I'm trying to do some simple BSON parsing of Swift3 Data objects. I feel like I'm fighting the system.
Let's start with some input and a scheme:
let input = Data(bytes: [2, 0x20, 0x21, 3, 0x30, 0x31, 0x32, 1, 0x10, 4, 0x40, 0x41, 0x42, 0x43])
This is just a simple data stream, the frivolous scheme being that a leading byte indicates how many bytes follow making up the next chunk. So in the above, the leading 2 indicates that 0x20, 0x21 are the first chunk, followed by a 3 byte chunk containing the bytes 0x30, 0x31, 0x32, etc.
Streams
My first thought is to do it with a stream (er, Generator, Iterator, whatever). So I end up with something like:
var iter = input.makeIterator()
func parse(_ stream:inout IndexingIterator<Data>) -> Data {
var result = Data()
if let count = stream.next() {
for _ in 0..<count {
result.append(Data(bytes:[stream.next()!]))
}
}
return result
}
parse(&iter)
parse(&iter)
parse(&iter)
parse(&iter)
This leads to multiple questions/observations:
1) Why would anyone ever let
an iterator? The whole point of this thing is to keep track of an evolving position over a collection. I really struggle with why the Swift authors have chosen to send iterators down the "all hail the value semantics" rathole. It means I have to put inout
's on all my parse functions.
2) I feel like I'm over-specifying the argument type with IndexingIterator. Maybe I just need to get used to verbose generics?
Python Struct'esque
Frustrated with that approach, I thought I might emulate pythons struct.unpack() style, where a tuple is returned of the parsed data, as well as the unconsumed data. Since supposedly Data are magical and efficient as long as I don't mutate them. That turned up like:
func parse2(_ data:Data) -> (Data, Data) {
let count = Int(data[0])
return (data.subdata(in: 1..<count+1), data.subdata(in: count+1..<data.count))
}
var remaining = input
var chunk = Data()
(chunk, rest) = parse2(remaining)
chunk
(chunk, rest) = parse2(remaining)
chunk
(chunk, rest) = parse2(remaining)
chunk
(chunk, rest) = parse2(remaining)
chunk
I ran into two issues with this.
1) What I really wanted to return was data[1..count], data.subdata(in: count+1..<data.count)

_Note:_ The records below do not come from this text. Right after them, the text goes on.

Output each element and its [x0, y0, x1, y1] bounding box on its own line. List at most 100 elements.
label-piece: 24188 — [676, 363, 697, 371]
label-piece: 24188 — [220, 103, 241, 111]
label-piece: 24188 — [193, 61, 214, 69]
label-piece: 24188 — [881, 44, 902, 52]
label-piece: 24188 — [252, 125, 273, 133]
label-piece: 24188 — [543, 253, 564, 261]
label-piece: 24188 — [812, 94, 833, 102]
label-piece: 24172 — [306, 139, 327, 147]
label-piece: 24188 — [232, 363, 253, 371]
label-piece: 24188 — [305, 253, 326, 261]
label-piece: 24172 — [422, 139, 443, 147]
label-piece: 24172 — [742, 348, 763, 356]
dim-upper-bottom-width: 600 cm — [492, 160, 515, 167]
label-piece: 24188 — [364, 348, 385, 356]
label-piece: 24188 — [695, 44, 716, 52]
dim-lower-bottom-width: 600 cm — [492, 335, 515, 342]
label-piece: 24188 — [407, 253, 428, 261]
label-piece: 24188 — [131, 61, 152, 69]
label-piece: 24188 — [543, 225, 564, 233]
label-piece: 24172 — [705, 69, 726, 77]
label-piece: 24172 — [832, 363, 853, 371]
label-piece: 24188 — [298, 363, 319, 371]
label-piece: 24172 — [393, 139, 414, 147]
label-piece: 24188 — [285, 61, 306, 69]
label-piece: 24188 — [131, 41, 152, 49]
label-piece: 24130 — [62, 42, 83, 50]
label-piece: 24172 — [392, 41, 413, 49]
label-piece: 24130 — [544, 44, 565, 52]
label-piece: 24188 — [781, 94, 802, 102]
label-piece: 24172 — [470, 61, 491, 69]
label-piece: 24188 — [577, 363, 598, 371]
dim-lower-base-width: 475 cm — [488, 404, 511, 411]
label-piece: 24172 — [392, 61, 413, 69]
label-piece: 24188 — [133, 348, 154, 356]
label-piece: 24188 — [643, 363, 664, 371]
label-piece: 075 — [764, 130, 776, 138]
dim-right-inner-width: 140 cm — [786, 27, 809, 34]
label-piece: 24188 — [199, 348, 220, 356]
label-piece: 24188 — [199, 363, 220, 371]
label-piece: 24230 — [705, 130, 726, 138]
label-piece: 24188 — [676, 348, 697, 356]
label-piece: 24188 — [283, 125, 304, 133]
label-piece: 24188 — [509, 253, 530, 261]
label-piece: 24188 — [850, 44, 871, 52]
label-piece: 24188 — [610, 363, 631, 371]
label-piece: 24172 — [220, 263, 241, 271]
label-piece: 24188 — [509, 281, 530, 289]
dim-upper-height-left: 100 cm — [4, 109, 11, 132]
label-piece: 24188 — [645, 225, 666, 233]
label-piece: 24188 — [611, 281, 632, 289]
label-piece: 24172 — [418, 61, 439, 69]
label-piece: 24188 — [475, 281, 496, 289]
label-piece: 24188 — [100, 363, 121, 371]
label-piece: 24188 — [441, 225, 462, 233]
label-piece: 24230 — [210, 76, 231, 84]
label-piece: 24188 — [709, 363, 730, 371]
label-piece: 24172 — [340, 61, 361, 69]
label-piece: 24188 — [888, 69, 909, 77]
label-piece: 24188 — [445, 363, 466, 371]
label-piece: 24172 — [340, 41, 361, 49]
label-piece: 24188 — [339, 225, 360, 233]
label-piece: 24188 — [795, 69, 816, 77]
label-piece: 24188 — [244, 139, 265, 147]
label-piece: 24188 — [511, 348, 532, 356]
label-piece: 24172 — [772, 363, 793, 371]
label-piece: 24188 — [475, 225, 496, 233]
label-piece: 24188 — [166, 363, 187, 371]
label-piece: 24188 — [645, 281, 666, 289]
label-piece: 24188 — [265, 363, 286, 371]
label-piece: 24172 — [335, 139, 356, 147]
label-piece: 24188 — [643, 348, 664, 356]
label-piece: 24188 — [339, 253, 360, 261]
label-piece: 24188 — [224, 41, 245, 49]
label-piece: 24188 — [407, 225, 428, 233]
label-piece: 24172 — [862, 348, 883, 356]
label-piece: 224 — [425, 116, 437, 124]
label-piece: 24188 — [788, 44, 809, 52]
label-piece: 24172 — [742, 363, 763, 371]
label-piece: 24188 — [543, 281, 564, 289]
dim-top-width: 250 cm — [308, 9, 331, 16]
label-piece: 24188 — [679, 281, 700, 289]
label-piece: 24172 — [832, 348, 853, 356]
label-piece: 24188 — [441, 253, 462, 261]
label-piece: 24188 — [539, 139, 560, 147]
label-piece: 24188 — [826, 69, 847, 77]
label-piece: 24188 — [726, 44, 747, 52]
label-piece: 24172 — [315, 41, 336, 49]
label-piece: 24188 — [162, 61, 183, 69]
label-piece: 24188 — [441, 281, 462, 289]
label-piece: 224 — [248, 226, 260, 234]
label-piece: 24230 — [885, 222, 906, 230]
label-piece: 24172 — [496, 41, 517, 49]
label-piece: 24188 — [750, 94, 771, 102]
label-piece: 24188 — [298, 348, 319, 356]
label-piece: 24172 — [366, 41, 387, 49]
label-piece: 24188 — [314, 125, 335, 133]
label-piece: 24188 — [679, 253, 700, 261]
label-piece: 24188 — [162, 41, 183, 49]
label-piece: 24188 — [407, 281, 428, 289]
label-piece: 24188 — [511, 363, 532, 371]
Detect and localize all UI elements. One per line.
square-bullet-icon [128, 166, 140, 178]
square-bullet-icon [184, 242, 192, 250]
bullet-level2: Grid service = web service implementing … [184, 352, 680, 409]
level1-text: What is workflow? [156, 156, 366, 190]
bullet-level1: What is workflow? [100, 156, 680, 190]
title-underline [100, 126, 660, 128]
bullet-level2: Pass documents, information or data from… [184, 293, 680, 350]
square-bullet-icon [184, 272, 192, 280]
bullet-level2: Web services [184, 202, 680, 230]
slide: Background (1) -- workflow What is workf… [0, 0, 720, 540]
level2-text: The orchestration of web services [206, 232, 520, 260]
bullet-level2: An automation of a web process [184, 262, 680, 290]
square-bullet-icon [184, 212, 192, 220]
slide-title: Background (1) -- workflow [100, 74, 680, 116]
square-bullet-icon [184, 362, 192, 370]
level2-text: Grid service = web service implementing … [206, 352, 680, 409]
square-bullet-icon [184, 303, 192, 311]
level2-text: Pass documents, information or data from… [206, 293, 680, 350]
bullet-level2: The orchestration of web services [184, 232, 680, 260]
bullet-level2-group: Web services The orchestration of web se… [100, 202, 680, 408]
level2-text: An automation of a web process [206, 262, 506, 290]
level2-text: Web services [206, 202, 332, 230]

. But this returns a MutableRandomAccessSlice. Which seems to be a totally different kind of type? So I ended up using the more involved subdata
.
2) One can subscript a Data with a closed range, but the subdata
method will only take an open range. What's with that?
Open Rebellion, Old Habits Kick In
Now annoyed that this old Smalltalker can't seem to find happiness here, I just roll my own:
class DataStream {
let data:Data
var index = 0
var atEnd:Bool {
return index >= self.data.count
}
init(data:Data) {
self.data = data
}
func next() -> UInt8 {
let byte = self.data[self.index]
self.index += 1
return byte
}
func next(_ count:Int) -> Data {
let subdata = self.data.subdata(in: self.index..<self.index + count)
self.index += count
return subdata
}
}
func parse3(_ stream:DataStream) -> Data {
let count = Int(stream.next())
return stream.next(count)
}
let stream = DataStream(data: input)
parse3(stream)
parse3(stream)
parse3(stream)
parse3(stream)
This solution I'm happy with from an end use POV. I can flesh out DataStream to do all kinds of stuff. But... I'm now off the beaten path and feel like I'm not "getting it" (the Swiftish light bulb).
TL;DR version
After this playing around, I find myself curious what the most idiomatic way to stream through Data structs, extracting data from them, based on what is encountered in them.